One of the critical factors in tunnelling is selecting or adapting the right tunnelling boring machine (TBM) and recognising the actual need of it against a more traditional method.

To meet all these challenges, in any location in the world, Acciona owns different types of TBMs: open-type main beams, single shield, double shield, earth pressure balance, hydro shield, and so on. Its engineers and technicians are able to adapt them to any eventuality the project presents. These machines are colossal in size: they reach up to 100 m long, with excavation diameters up to 18 m and can weigh 2,800 tons – being as long as nine buses, as high as a five-storey building and as heavy as seven fully-loaded Boeing 747s. Watching these huge cylinders open up the earth is a unique spectacle and no less astonishing is how they leave behind them a structure of perfectly assembled segments that hold up the tunnel safely. In production terms, its tunnelling machines bore through over 1,000 m of rock a month.

Acciona’s leadership in the construction of roads, railway lines and suburban trains has positioned it among the leading experts in design and construction of all kinds of tunnels.  

 

Environment focus

Additionally, the industry needs to ensure that the environment is respected and preserved during a project so it is necessary to take a series of additional measures in order, for example, to avoid acoustic contamination or carbon emissions (the construction industry generates between 25 to 40 per cent of the world’s carbon emissions).

To deal with this problem, Acciona puts an acoustic ship to reduce the noise generated during the excavation work. It also solves the carbon emissions issue by placing a material evacuation tape up to kilometre long, which eliminates the need for more than 180,000 trips of debris trucks to a nearby quarry. The result? The company avoids the emission of more than 1,000 tons of carbon dioxide into the atmosphere.

 

Digitalisation & Automation

Digital transformation is playing a leading role in our field and the construction sector anticipates a technological surge: according to a recent Davos forum, some €100 billion ($121 billion) is expected to be spent for digitalisation by 2025 ... a huge opportunity. Key studies have indicated that in recent decades, many industries have boosted their productivity above 150 per cent and the construction sector is now following this trend through leading digital applications that reach unprecedented levels of efficiency. And what is more, studies suggest that companies that are digitalised earn eight per cent and are 20 per cent more profitable than those are not. Besides, the gradual increase in the use of technology has also resulted in the improvement of the quality and safety of works and projects, reducing human errors and risk of accidents. For all this, the training of future professionals must be oriented, without further delay, towards this new paradigm.

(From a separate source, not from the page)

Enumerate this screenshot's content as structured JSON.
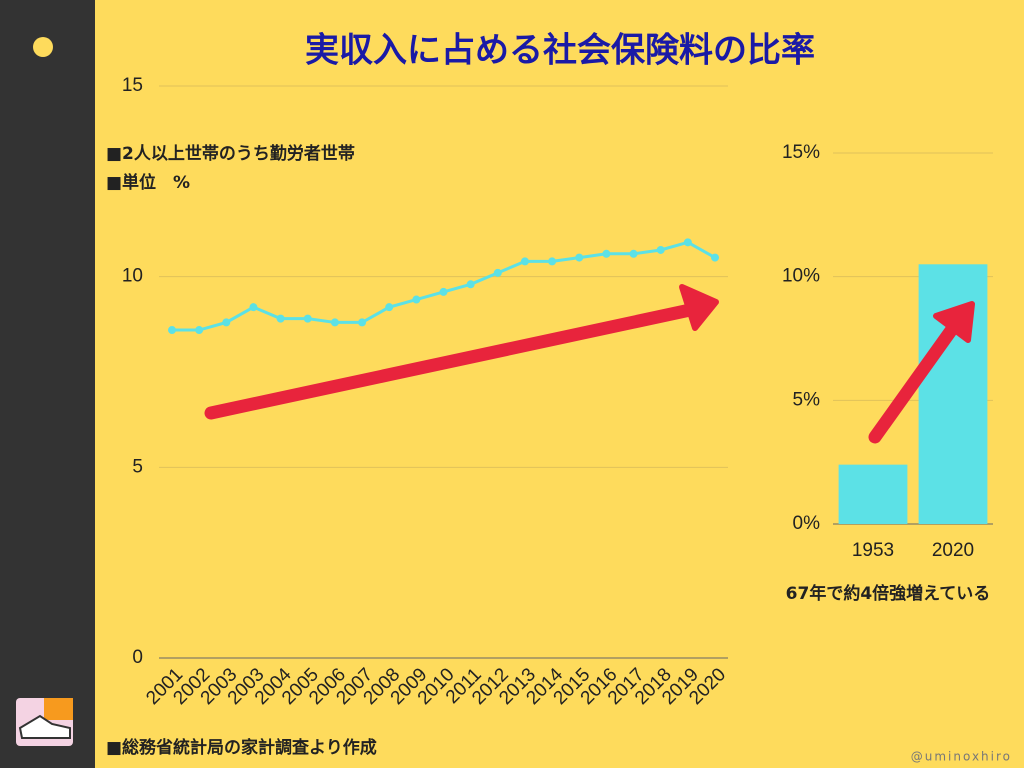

Acciona is also working on several pilot projects on digitalisation that it is currently applying in large works around the world: augmented reality; solutions to develop pavements adapted to new challenges and achieving an efficient, smarter and safer mobility, while maintaining sustainability principles; and the use of eco-friendly materials for a new concept of asphalt pavements for a sustainable environment, to cite an example.

We are also living in an exciting time of increasingly accessible technologies that allow us to develop vehicles and manage fleets that are increasingly intelligent, flexible and adaptive to the environment, like the automated guided vehicles (AGVs). In the near future, companies will comfortably operate fleets from an office through artificial intelligence and network infrastructure.

In the construction field, the need to standardise the different types of vehicles and their connectivity will make each project a small smart city where all the teams collaborate, move, communicate and act under the same standards of communication and supervision.

We are witnessing an exciting time of increasingly accessible technologies where the construction sector cannot lag behind. This new era offers opportunities based on regulation, technology and talent. We are immersed in the fourth industrial revolution that, like the previous ones, generates fear of the unknown. However, we have to see it as a key opportunity – only then will we be able to make the most of the advantages.